Последующие месяцы стали моим алиби. Я не улыбалась, никак не проявляла радость, ни разу, пусть даже неуклюже, не попыталась ощутить себя матерью. Я пряталась за симптомами тяжело протекающей беременности, потому что знала, что Карло будет потакать любым моим капризам и найдет оправдание любым, даже самым странным моим поступкам.
Целыми днями я вяло перебиралась с кровати на диван и обратно.
Мне действительно было плохо, но не от того, что обычно портит жизнь беременным – тошнота, резь в желудке, налившаяся грудь, тянущая боль в животе, неуклюжая походка, отекшие ноги, головокружение. Мне было плохо потому, что я была замурована в другой женщине – втиснута, засунута, закована в нее. Я словно сидела в вагоне несущегося на всех парах поезда, который идет без остановок. Сойти с него невозможно – опасно даже пытаться.
Если ты готова потерять все, что имеешь, чтобы получить то, чего хочешь, знай: ты попала в порочный круг, ведь то, что ты имеешь, и есть ты сама.

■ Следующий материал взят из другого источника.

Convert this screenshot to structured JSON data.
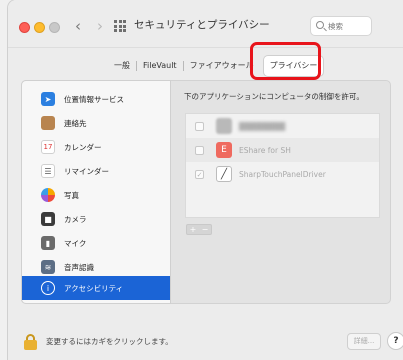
{
  "window": {
    "title": "セキュリティとプライバシー"
  },
  "toolbar": {
    "back_glyph": "‹",
    "forward_glyph": "›",
    "grid_icon": "grid-icon"
  },
  "search": {
    "placeholder": "検索"
  },
  "tabs": [
    {
      "label": "一般",
      "active": false
    },
    {
      "label": "FileVault",
      "active": false
    },
    {
      "label": "ファイアウォール",
      "active": false
    },
    {
      "label": "プライバシー",
      "active": true
    }
  ],
  "highlight_color": "#e8141b",
  "sidebar": {
    "items": [
      {
        "label": "位置情報サービス",
        "icon": "location-arrow-icon",
        "glyph": "➤"
      },
      {
        "label": "連絡先",
        "icon": "contacts-book-icon",
        "glyph": ""
      },
      {
        "label": "カレンダー",
        "icon": "calendar-icon",
        "glyph": "17"
      },
      {
        "label": "リマインダー",
        "icon": "reminders-list-icon",
        "glyph": "☰"
      },
      {
        "label": "写真",
        "icon": "photos-flower-icon",
        "glyph": ""
      },
      {
        "label": "カメラ",
        "icon": "camera-icon",
        "glyph": "■"
      },
      {
        "label": "マイク",
        "icon": "microphone-icon",
        "glyph": "▮"
      },
      {
        "label": "音声認識",
        "icon": "speech-waveform-icon",
        "glyph": "≋"
      },
      {
        "label": "アクセシビリティ",
        "icon": "accessibility-icon",
        "glyph": "i",
        "selected": true
      }
    ]
  },
  "content": {
    "heading": "下のアプリケーションにコンピュータの制御を許可。",
    "apps": [
      {
        "name": "████████",
        "checked": false,
        "icon": "blurred-app-icon",
        "blurred": true
      },
      {
        "name": "EShare for SH",
        "checked": false,
        "icon": "eshare-app-icon",
        "glyph": "E"
      },
      {
        "name": "SharpTouchPanelDriver",
        "checked": true,
        "icon": "sharp-touch-icon",
        "glyph": "╱"
      }
    ],
    "add_glyph": "+",
    "remove_glyph": "−"
  },
  "footer": {
    "lock_text": "変更するにはカギをクリックします。",
    "advanced_label": "詳細...",
    "help_label": "?"
  }
}
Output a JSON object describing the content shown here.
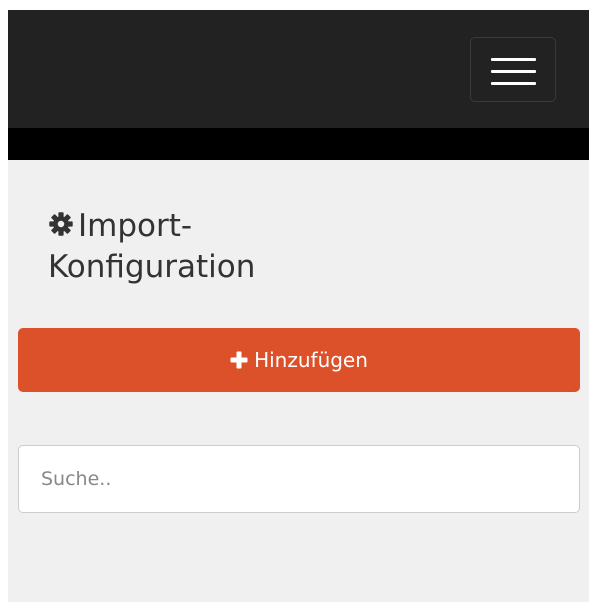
{
  "navbar": {
    "toggle_icon": "hamburger-menu-icon"
  },
  "page": {
    "title_icon": "gear-icon",
    "title": "Import-Konfiguration"
  },
  "actions": {
    "add_icon": "plus-icon",
    "add_label": "Hinzufügen"
  },
  "search": {
    "value": "",
    "placeholder": "Suche.."
  },
  "colors": {
    "navbar_background": "#222222",
    "navbar_band": "#000000",
    "page_background": "#f0f0f0",
    "accent_button": "#dc502a",
    "title_text": "#333333"
  }
}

Я зашла в кабинет доктора Лонгани. По внутренней связи он разговаривал с персоналом
в операционной. «Код красный!» – сказала медсестра. Доктор подозрительно взглянул на меня. «Сердцебиение не прослушивается». Я качнулась на каблуках. «Синьора, что вы здесь делаете?» «Нужно интубировать». Не говоря ни слова, я открыла сумку. «Кожные покровы желтушные». Я посмотрела ему прямо в глаза. Увидев пистолет у меня в руках, он вскочил со стула. «Уровень билирубина слишком высокий!» «Да что с вами? Вы с ума сошли!» «Сто миллиграммов фенобарбитала внутривенно!» «Доктор, вы должны мне помочь». «Проверить уровень натрия, калия, АСТ – срочно!» Я почувствовала, как меня начинает сковывать страх. «Слишком высокая температура!» «Немедленно уберите оружие!» «Рентген грудной клетки, ЭКГ, УЗИ сердца!» «Послушайте меня: времени совсем мало». «Свяжитесь с центром трансплантации: девочка долго не продержится!»
Так надо, о моя душа, так надо.
Не вопрошайте, чистые светила:
Так надо! Эту кровь я не пролью,
Не раню эту кожу, ярче снега
И глаже, чем надгробный алебастр.
Но пусть умрет, не то обманет многих.
Задуть огонь, потом задуть огонь.
Гася тебя, пылающий прислужник,
Я вновь могу зажечь твой огонек,
Когда хочу. Но, угасив твой свет,
Ты, высший образ, созданный природой, —
Где я найду тот Прометеев жар,
Чтоб воскресить его? Срывая розу,
Как я верну ей животворный рост?
Она увянет. Надышусь цветущей. (Целует ее.)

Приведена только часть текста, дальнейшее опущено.